The useful model refers to computer technology and can be applied in engineering, economics, 2 computer vision, when planning radio networks, drawing up routes, and designing large integrated circuits.

A well-known device for solving problems on graphs (Aust. of the USSR Mo1684795, IPC СОб6Е15/20, publ. 15.10.91, Bull. Mo38), which contains a synchronization block, which includes a clock pulse generator, a block for determining final vertices of the edges, the overdiagonal matrix of the topology formation of the studied graph, 70 switch, memory block, adder, and the input of the device launch is the input of the synchronization block, the first and second outputs of which are connected to the control input of the switch and the input of the record indicator of the memory block, respectively, the third the output of the synchronization block is connected to the clock input of the adder, the output of the value of the element of the topology formation matrix of the studied graph is connected to the input of the sign of the existence of the corresponding edge in the graph of the block for determining the end vertices of edges, the outputs of the block for determining the end vertices of edges are connected to the corresponding inputs of the switch, the outputs of the switch are connected to the corresponding inputs memory block, the outputs of the memory block are connected to the corresponding sum inputs torus, the output of which is connected to the information input of the memory block.

Using the device for solving problems on graphs does not allow you to find the maximum independent set of the graph due to the fact that the result of its work is information about the number of paths between each pair of vertices of the graph, the search for any subsets of the graph is not conducted.

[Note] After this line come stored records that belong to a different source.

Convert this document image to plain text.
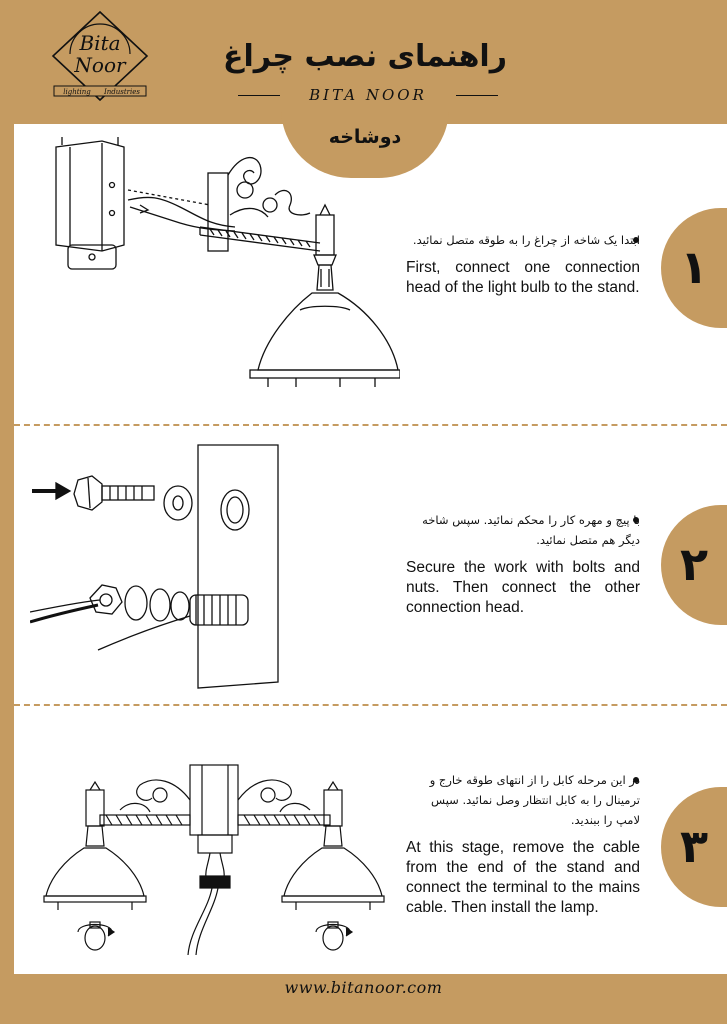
Bita
Noor
lighting Industries
راهنمای نصب چراغ
BITA NOOR
دوشاخه
ابتدا یک شاخه از چراغ را به طوقه متصل نمائید.
First, connect one connection head of the light bulb to the stand. ۱
با پیچ و مهره کار را محکم نمائید. سپس شاخه دیگر هم متصل نمائید.
Secure the work with bolts and nuts. Then connect the other connection head.
۲
در این مرحله کابل را از انتهای طوقه خارج و ترمینال را به کابل انتظار وصل نمائید. سپس لامپ را ببندید.
At this stage, remove the cable from the end of the stand and connect the terminal to the mains cable. Then install the lamp.
۳
www.bitanoor.com
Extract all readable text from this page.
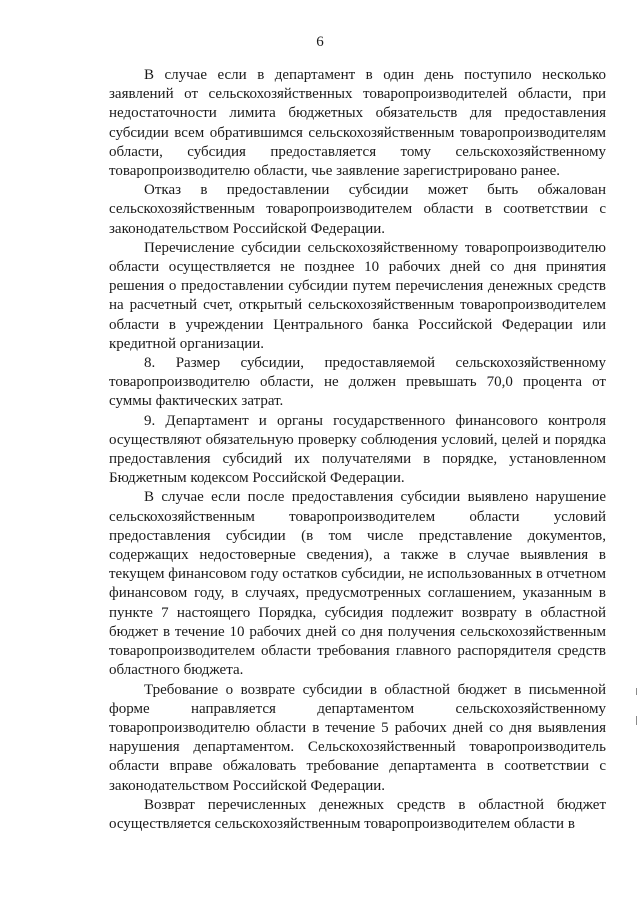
6

В случае если в департамент в один день поступило несколько заявлений от сельскохозяйственных товаропроизводителей области, при недостаточности лимита бюджетных обязательств для предоставления субсидии всем обратившимся сельскохозяйственным товаропроизводителям области, субсидия предоставляется тому сельскохозяйственному товаропроизводителю области, чье заявление зарегистрировано ранее.

Отказ в предоставлении субсидии может быть обжалован сельскохозяйственным товаропроизводителем области в соответствии с законодательством Российской Федерации.

Перечисление субсидии сельскохозяйственному товаропроизводителю области осуществляется не позднее 10 рабочих дней со дня принятия решения о предоставлении субсидии путем перечисления денежных средств на расчетный счет, открытый сельскохозяйственным товаропроизводителем области в учреждении Центрального банка Российской Федерации или кредитной организации.

8. Размер субсидии, предоставляемой сельскохозяйственному товаропроизводителю области, не должен превышать 70,0 процента от суммы фактических затрат.

9. Департамент и органы государственного финансового контроля осуществляют обязательную проверку соблюдения условий, целей и порядка предоставления субсидий их получателями в порядке, установленном Бюджетным кодексом Российской Федерации.

В случае если после предоставления субсидии выявлено нарушение сельскохозяйственным товаропроизводителем области условий предоставления субсидии (в том числе представление документов, содержащих недостоверные сведения), а также в случае выявления в текущем финансовом году остатков субсидии, не использованных в отчетном финансовом году, в случаях, предусмотренных соглашением, указанным в пункте 7 настоящего Порядка, субсидия подлежит возврату в областной бюджет в течение 10 рабочих дней со дня получения сельскохозяйственным товаропроизводителем области требования главного распорядителя средств областного бюджета.

Требование о возврате субсидии в областной бюджет в письменной форме направляется департаментом сельскохозяйственному товаропроизводителю области в течение 5 рабочих дней со дня выявления нарушения департаментом. Сельскохозяйственный товаропроизводитель области вправе обжаловать требование департамента в соответствии с законодательством Российской Федерации.

Возврат перечисленных денежных средств в областной бюджет осуществляется сельскохозяйственным товаропроизводителем области в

The closest analogue of the claimed useful model is a device for studying the connectivity of a graph (autsv. USSR Mo1594558, IPC СОб6Е15/20, publ. 09/23/90, bulletin Mo35), which contains a clock pulse generator, a counter, a decoder, the matrix of cells forming the topology of the investigated graph, each cell of which consists of a trigger and two elements AND, the first input of the first element | connected to the 29 output of the trigger, and the output of the first element AND is connected to the first input of the second element AND, the first and second group of elements OR by the number of rows and columns of the matrix of the topology of the investigated graph, respectively, a group of elements NOT, an additional group of triggers, a registration block made in the form registration matrix of cells, each cell of which consists of a flip-flop and an element AND, the output of which is connected to the unit input of the flip-flop, and the start input of the clock pulse generator is the start input of the device, the output of the clock pulse generator is connected to the input of the counter and the zero inputs of the flip-flops -/- pe additional group, the output of the counter is connected to the input of the decoder, the outputs of the decoder are connected to the first inputs of the corresponding elements OR of the first group and the first inputs of the elements | cells of the corresponding rows of the registration matrix, the outputs of the OR elements of the first group are connected to the second inputs of the first elements /|che

In the cells of the corresponding row of the topology formation matrix of the studied graph, the inputs of the OR elements of the second 3o group are connected to the outputs of the second elements | cells of the corresponding column of the topology formation matrix -- the studied graph, the outputs of the OR elements of the second group are connected to the single inputs of the triggers of the additional group, the outputs of the triggers of the additional group are connected to the inputs of the NOT elements, the inputs of the OR elements of the first group, and the second inputs of the elements | cells of the corresponding column of the registration matrix, the outputs of the elements are NOT connected to the second inputs of the second elements | cells of the corresponding column of the topology formation matrix Z 50 of the investigated graph, the zero inputs of the triggers of the cells of the registration matrix and the topology formation matrix c of the investigated graph are combined and connected to the input of resetting the device to the initial state, single inputs

From the triggers of the topology formation matrix of the studied graph are the setting inputs of the device, the output of the decoder corresponding to the largest value of the counter is connected to the stop input of the clock pulse generator.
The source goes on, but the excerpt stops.